Я встал, а он сел за стол и взглянул на меня:

– Триста пятьдесят крон.

Сначала я потерял дар речи. Неопределенный звук, который я издал затем, объяснил ему все. Его кресло вертелось вокруг своей оси, и он повернулся так, что был виден только его профиль.

– Ничего не поделаешь… – пробурчал Бореф, всматриваясь вдаль. – Я просто не могу не взять с вас деньги.

Крутанул кресло обратно, вероятно уловив, что я не понимаю его.

– Вот…

Он выдвинул ящик и вынул оттуда большой разграфленный лист с цифрами. Вот какие налоги приходится платить врачам, занимающимся частной практикой. Чрезвычайно высокие. Я попросил его минутку подождать и направился было к двери; решил взять деньги у Альмы – взаймы, а уж потом найти какой-нибудь выход. Больная нога подрагивала…

– Подождите…

Интонация Борефа не изменилась, это была интонация человека, говорящего о налогах.

– Знаю, что вы не располагали большой суммой и, возможно, истратили ее. Возьму с вас только сто крон. Меньше никак нельзя.

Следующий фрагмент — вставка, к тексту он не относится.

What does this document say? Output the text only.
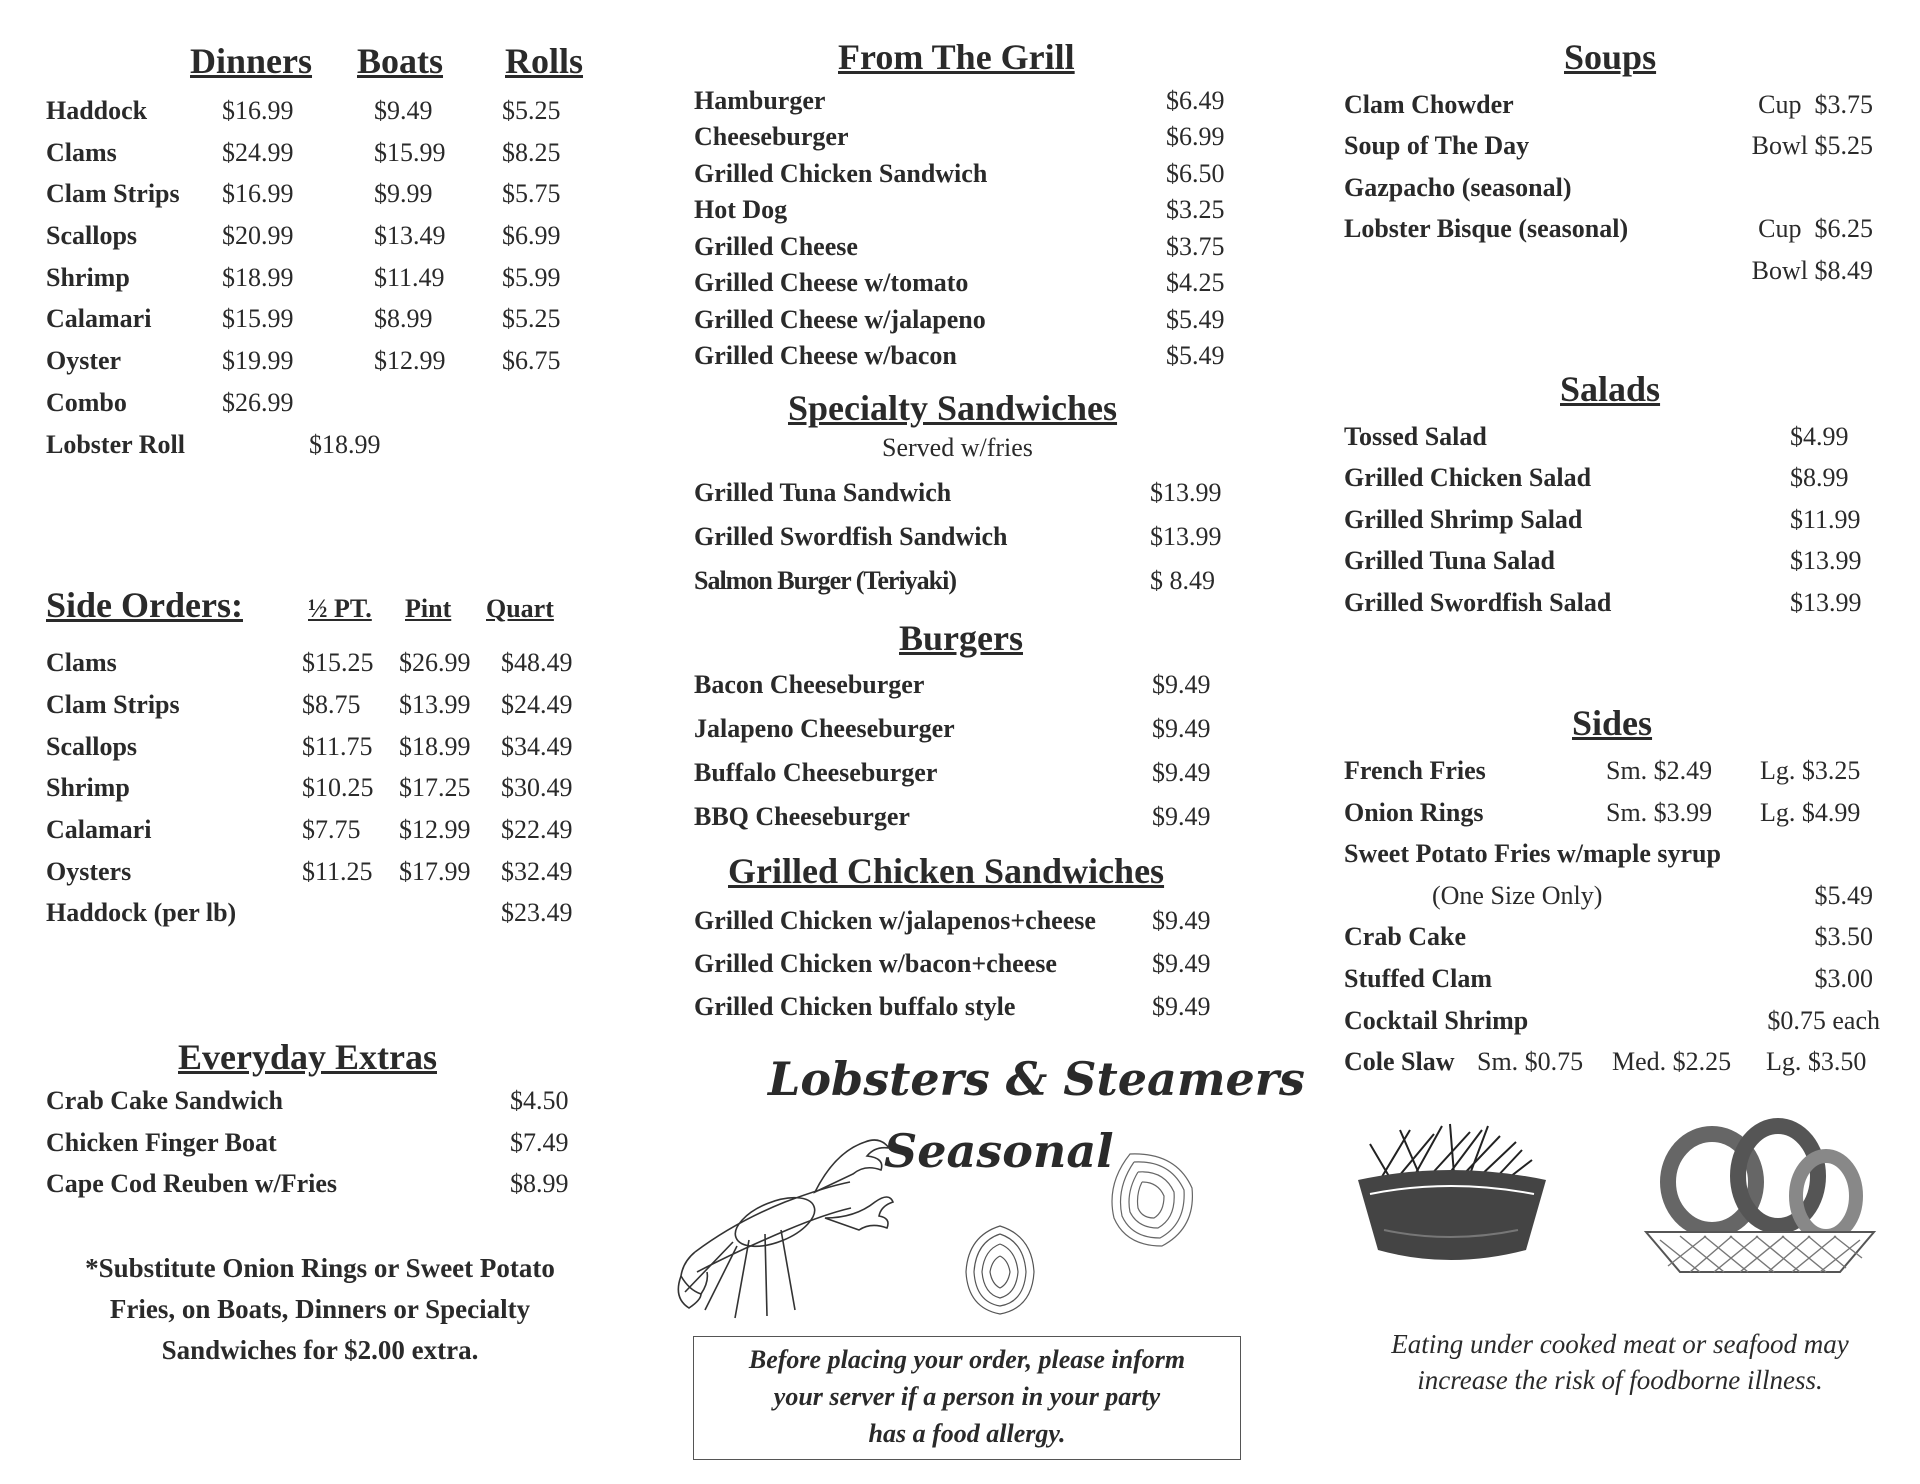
Dinners Boats Rolls
Haddock	$16.99	$9.49	$5.25
Clams	$24.99	$15.99 $8.25
Clam Strips $16.99	$9.99	$5.75
Scallops	$20.99	$13.49 $6.99
Shrimp	$18.99	$11.49 $5.99
Calamari	$15.99	$8.99	$5.25
Oyster	$19.99	$12.99 $6.75
Combo	$26.99
Lobster Roll	$18.99
Side Orders:	½ PT. Pint Quart
Clams	$15.25 $26.99 $48.49
Clam Strips	$8.75 $13.99 $24.49
Scallops	$11.75 $18.99 $34.49
Shrimp	$10.25 $17.25 $30.49
Calamari	$7.75 $12.99 $22.49
Oysters	$11.25 $17.99 $32.49
Haddock (per lb)	$23.49
Everyday Extras
Crab Cake Sandwich	$4.50
Chicken Finger Boat	$7.49
Cape Cod Reuben w/Fries	$8.99
*Substitute Onion Rings or Sweet Potato
Fries, on Boats, Dinners or Specialty
Sandwiches for $2.00 extra.
From The Grill
Hamburger	$6.49
Cheeseburger	$6.99
Grilled Chicken Sandwich	$6.50
Hot Dog	$3.25
Grilled Cheese	$3.75
Grilled Cheese w/tomato	$4.25
Grilled Cheese w/jalapeno	$5.49
Grilled Cheese w/bacon	$5.49
Specialty Sandwiches
Served w/fries
Grilled Tuna Sandwich	$13.99
Grilled Swordfish Sandwich	$13.99
Salmon Burger (Teriyaki)	$ 8.49
Burgers
Bacon Cheeseburger	$9.49
Jalapeno Cheeseburger	$9.49
Buffalo Cheeseburger	$9.49
BBQ Cheeseburger	$9.49
Grilled Chicken Sandwiches
Grilled Chicken w/jalapenos+cheese $9.49
Grilled Chicken w/bacon+cheese	$9.49
Grilled Chicken buffalo style	$9.49
Lobsters & Steamers
Seasonal
Before placing your order, please inform
your server if a person in your party
has a food allergy.
Soups
Clam Chowder	Cup  $3.75
Soup of The Day	Bowl $5.25
Gazpacho (seasonal)
Lobster Bisque (seasonal)	Cup  $6.25
Bowl $8.49
Salads
Tossed Salad	$4.99
Grilled Chicken Salad	$8.99
Grilled Shrimp Salad	$11.99
Grilled Tuna Salad	$13.99
Grilled Swordfish Salad	$13.99
Sides
French Fries	Sm. $2.49 Lg. $3.25
Onion Rings	Sm. $3.99 Lg. $4.99
Sweet Potato Fries w/maple syrup
(One Size Only)	$5.49
Crab Cake	$3.50
Stuffed Clam	$3.00
Cocktail Shrimp	$0.75 each
Cole Slaw Sm. $0.75 Med. $2.25 Lg. $3.50
Eating under cooked meat or seafood may
increase the risk of foodborne illness.
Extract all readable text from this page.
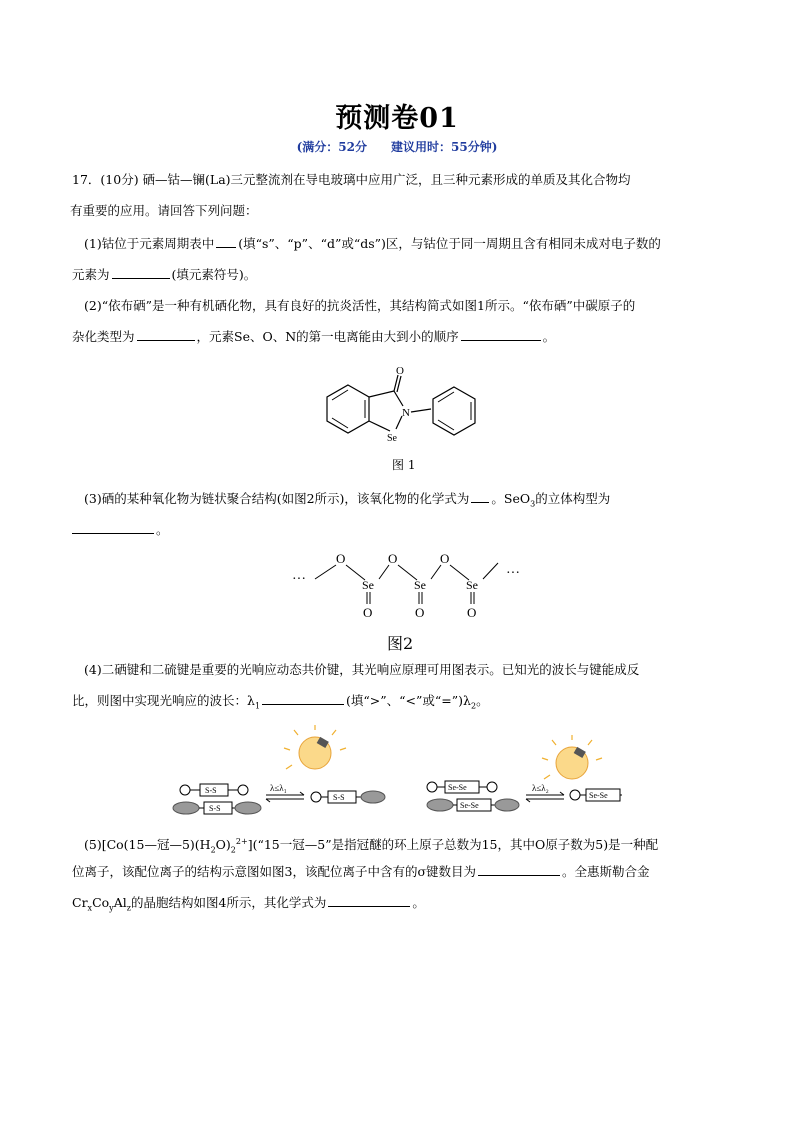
预测卷01
(满分：52分 建议用时：55分钟)
17．(10分) 硒—钴—镧(La)三元整流剂在导电玻璃中应用广泛，且三种元素形成的单质及其化合物均
有重要的应用。请回答下列问题：
(1)钴位于元素周期表中 (填“s”、“p”、“d”或“ds”)区，与钴位于同一周期且含有相同未成对电子数的
元素为	(填元素符号)。
(2)“依布硒”是一种有机硒化物，具有良好的抗炎活性，其结构简式如图1所示。“依布硒”中碳原子的
杂化类型为	，元素Se、O、N的第一电离能由大到小的顺序	。
O
N
Se
图 1
(3)硒的某种氧化物为链状聚合结构(如图2所示)，该氧化物的化学式为 。SeO$_3$的立体构型为
。
···
O
Se
O
Se
O
Se
···
O	O	O
图2
(4)二硒键和二硫键是重要的光响应动态共价键，其光响应原理可用图表示。已知光的波长与键能成反
比，则图中实现光响应的波长：$\lambda_1$	(填“>”、“<”或“$=”)\lambda_2$。
S-S
S-S
λ≤λ₁
S-S
Se-Se
Se-Se
λ≤λ₂
Se-Se
(5)[Co(15—冠$—5)(H_2O)_2^{2+}](“15$一冠—5”是指冠醚的环上原子总数为15，其中O原子数为5)是一种配
位离子，该配位离子的结构示意图如图3，该配位离子中含有的σ键数目为	。全惠斯勒合金
$Cr_xCo_yAl_z$的晶胞结构如图4所示，其化学式为	。
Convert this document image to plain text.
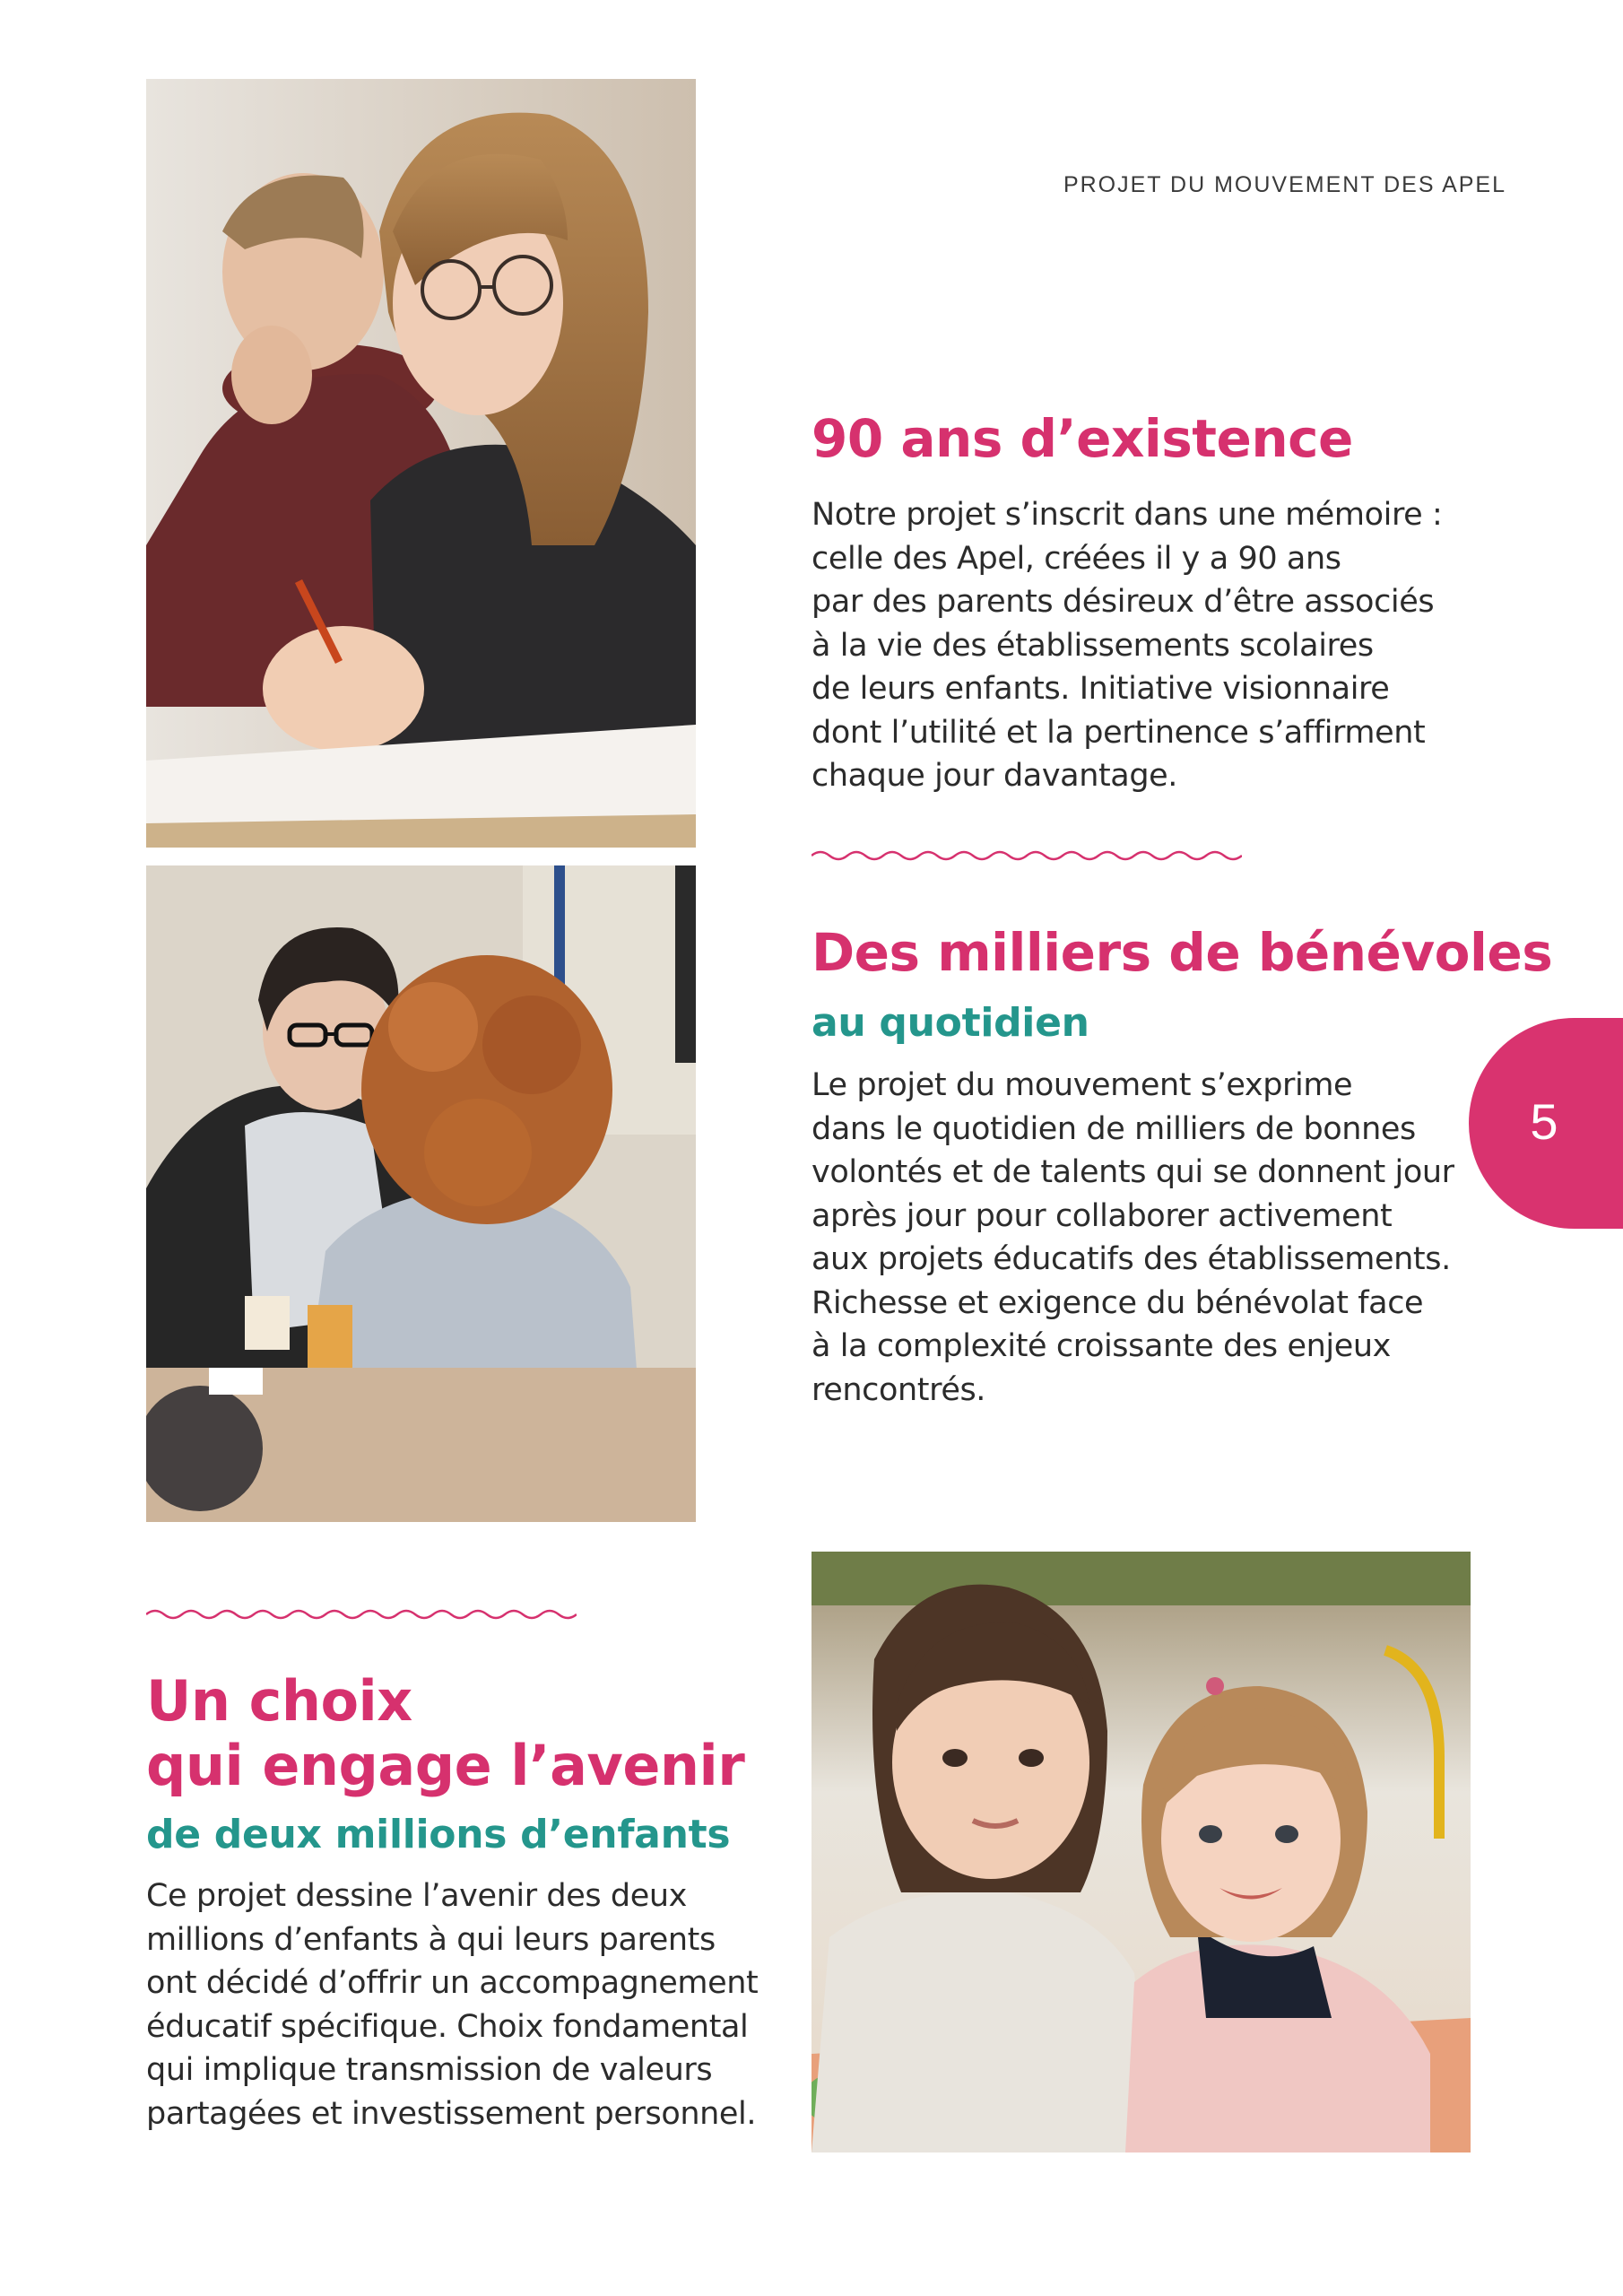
PROJET DU MOUVEMENT DES APEL
90 ans d’existence
Notre projet s’inscrit dans une mémoire :
celle des Apel, créées il y a 90 ans
par des parents désireux d’être associés
à la vie des établissements scolaires
de leurs enfants. Initiative visionnaire
dont l’utilité et la pertinence s’affirment
chaque jour davantage.
Des milliers de bénévoles
au quotidien
Le projet du mouvement s’exprime
dans le quotidien de milliers de bonnes
volontés et de talents qui se donnent jour
après jour pour collaborer activement
aux projets éducatifs des établissements.
Richesse et exigence du bénévolat face
à la complexité croissante des enjeux
rencontrés.
5
Un choix
qui engage l’avenir
de deux millions d’enfants
Ce projet dessine l’avenir des deux
millions d’enfants à qui leurs parents
ont décidé d’offrir un accompagnement
éducatif spécifique. Choix fondamental
qui implique transmission de valeurs
partagées et investissement personnel.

Я кивнул и вышел в коридор. Видимо, я выглядел совсем плохо: все трое бросились ко мне. «Что случилось?» «Что он сказал тебе?»

Альма ворвалась в кабинет, другие – за ней. Бореф в удивлении встал, но не успел остановить их. Альма забросала его вопросами, глаза наполнились слезами. Я шепотом сказал Пиа о ста кронах, и она дала мне их: «Вернешь Альме, это ее, из денег на фрукты.» Дипломат тоже вмешался в разговор. Я наблюдал за сценой со стороны молча и даже равнодушно, будто бы это меня не касалось. Чувствовал стыд и усталость.

Чуть позже, перед тем, как закрыть за мной дверь, Бореф сказал:

– И перестаньте заниматься природолечебными глупостями…

91.

– Ты сможешь нормально ходить, танцевать, водить машину… – сказала Альма – в голосе ее не чувствовалось уверенности. – По крайней мере, лет десять…

Им объяснили, что надежная гарантия дается только на этот срок. Хирург был весьма нелюбезен, – продолжал переводить ее слова дипломат. – Но ему не следует верить на все сто процентов, – добавил дипломат от себя – он привык пугать больных с основанием и без оснований; так легче превращать их в жертвы.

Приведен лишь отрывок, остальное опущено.